Ce sont précisément les secteurs Guaidó et Machado-Ledezma qui ont été les plus en faveur des récits de blocus. Cependant, Datanálisis indique que pour ces groupes, un tel récit a un coût politique pour la mouvance de Guaidó, s’il va aux élections en novembre comme prévu.
L’économiste Francisco Rodríguez a indiqué sur Twitter que « le soutien aux sanctions économiques peut avoir un coût politique important pour certains candidats de l’opposition. Selon Datanalisis, 40,2% des Vénézuéliens verraient d’un mauvais œil un candidat qui a soutenu les sanctions et 29,2% ne voteraient jamais pour un candidat qui les a soutenues ».
Conséquences à long terme
Par nature, la politique combine les récits politiques, les aspirations et le réel. Cette triade d’éléments explique précisément la profondeur de la débâcle de l’opposition vénézuélienne, car elle a échoué dans le processus de calibrage de ceux-ci.
À court terme, nous continuerons à voir au Mexique une opposition qui a dit qu’elle ne s’engagerait pas dans le dialogue. Ils vont sûrement manœuvrer lors des élections, après avoir déclaré qu’ils n’y reviendraient pas, sans une « cessation de l’usurpation », sans un « gouvernement de transition », brisant ainsi leurs propres récits.

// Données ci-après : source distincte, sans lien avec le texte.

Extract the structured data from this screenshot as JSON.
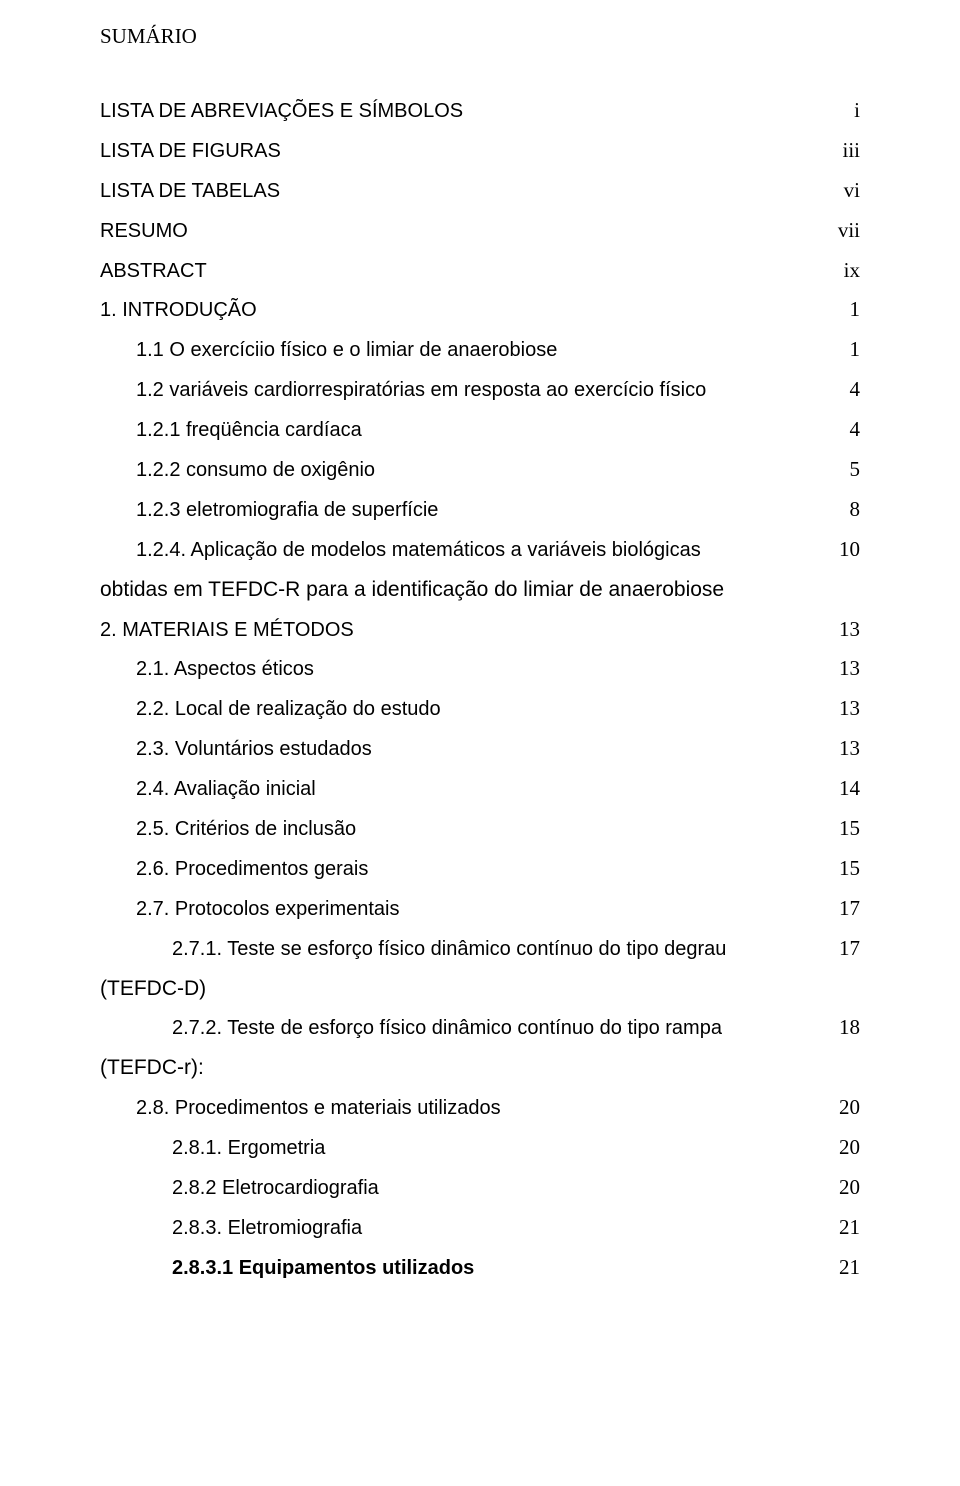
{
  "title": "SUMÁRIO",
  "entries": [
    {
      "label": "LISTA DE ABREVIAÇÕES E SÍMBOLOS",
      "page": "i",
      "font": "arial",
      "indent": 0
    },
    {
      "label": "LISTA DE FIGURAS",
      "page": "iii",
      "font": "arial",
      "indent": 0
    },
    {
      "label": "LISTA DE TABELAS",
      "page": "vi",
      "font": "arial",
      "indent": 0
    },
    {
      "label": "RESUMO",
      "page": "vii",
      "font": "arial",
      "indent": 0
    },
    {
      "label": "ABSTRACT",
      "page": "ix",
      "font": "arial",
      "indent": 0
    },
    {
      "label": "1. INTRODUÇÃO",
      "page": "1",
      "font": "arial",
      "indent": 0
    },
    {
      "label": "1.1 O exercíciio físico e o limiar de anaerobiose",
      "page": "1",
      "font": "arial",
      "indent": 1
    },
    {
      "label": "1.2 variáveis cardiorrespiratórias em resposta ao exercício físico",
      "page": "4",
      "font": "arial",
      "indent": 1
    },
    {
      "label": "1.2.1 freqüência cardíaca",
      "page": "4",
      "font": "arial",
      "indent": 1
    },
    {
      "label": "1.2.2 consumo de oxigênio",
      "page": "5",
      "font": "arial",
      "indent": 1
    },
    {
      "label": "1.2.3 eletromiografia de superfície",
      "page": "8",
      "font": "arial",
      "indent": 1
    },
    {
      "label": "1.2.4. Aplicação de modelos matemáticos a variáveis biológicas",
      "page": "10",
      "font": "arial",
      "indent": 1,
      "cont": "obtidas em TEFDC-R para a identificação do limiar de anaerobiose"
    },
    {
      "label": "2. MATERIAIS E MÉTODOS",
      "page": "13",
      "font": "arial",
      "indent": 0
    },
    {
      "label": "2.1. Aspectos éticos",
      "page": "13",
      "font": "arial",
      "indent": 1
    },
    {
      "label": "2.2. Local de realização do estudo",
      "page": "13",
      "font": "arial",
      "indent": 1
    },
    {
      "label": "2.3. Voluntários estudados",
      "page": "13",
      "font": "arial",
      "indent": 1
    },
    {
      "label": "2.4. Avaliação inicial",
      "page": "14",
      "font": "arial",
      "indent": 1
    },
    {
      "label": "2.5. Critérios de inclusão",
      "page": "15",
      "font": "arial",
      "indent": 1
    },
    {
      "label": "2.6. Procedimentos gerais",
      "page": "15",
      "font": "arial",
      "indent": 1
    },
    {
      "label": "2.7. Protocolos experimentais",
      "page": "17",
      "font": "arial",
      "indent": 1
    },
    {
      "label": "2.7.1. Teste se esforço físico dinâmico contínuo do tipo degrau",
      "page": "17",
      "font": "arial",
      "indent": 2,
      "cont": "(TEFDC-D)"
    },
    {
      "label": "2.7.2. Teste de esforço físico dinâmico contínuo do tipo rampa",
      "page": "18",
      "font": "arial",
      "indent": 2,
      "cont": "(TEFDC-r):"
    },
    {
      "label": "2.8. Procedimentos e materiais utilizados",
      "page": "20",
      "font": "arial",
      "indent": 1
    },
    {
      "label": "2.8.1. Ergometria",
      "page": "20",
      "font": "arial",
      "indent": 2
    },
    {
      "label": "2.8.2 Eletrocardiografia",
      "page": "20",
      "font": "arial",
      "indent": 2
    },
    {
      "label": "2.8.3. Eletromiografia",
      "page": "21",
      "font": "arial",
      "indent": 2
    },
    {
      "label": "2.8.3.1 Equipamentos utilizados",
      "page": "21",
      "font": "arial",
      "indent": 2,
      "bold": true
    }
  ]
}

Ils ont annoncé une chute du chavisme qui n’a pas eu lieu et maintenant ils vont devoir s’éloigner de leurs aspirations initiales, devant créer de nouvelles ambitions très limitées et fragiles.
Ensuite, la réalité de l’échec de leur programme les placera dans une arène électorale où ils apparaîtront divisés, avec une grande partie de leur base électorale hors du pays (en raison du blocus), avec une grande délégitimation de leur leadership et de leurs récits, ainsi qu’une image persistante d’apathie et d’abstention parmi un nombre significatif de leurs partisans les plus viscéraux (en raison des récits des opposants eux-mêmes). En d’autres termes, ils sont confrontés à une réalité décourageante.
Un effet à considérer à long terme, clairement défavorable à l’opposition, est l’érosion ou l’épuisement de leur « offre politique », en raison de son énorme décalage avec la réalité. En d’autres termes, du point de vue actuel, il leur sera de plus en plus difficile de positionner l’idée qu’ils ont la capacité de détruire le chavisme. Par conséquent, ils continueront à ne pas avoir la capacité de proposer un « modèle » ou une alternative crédible pour le pays, faute d’en avoir eu dans toute leur trajectoire.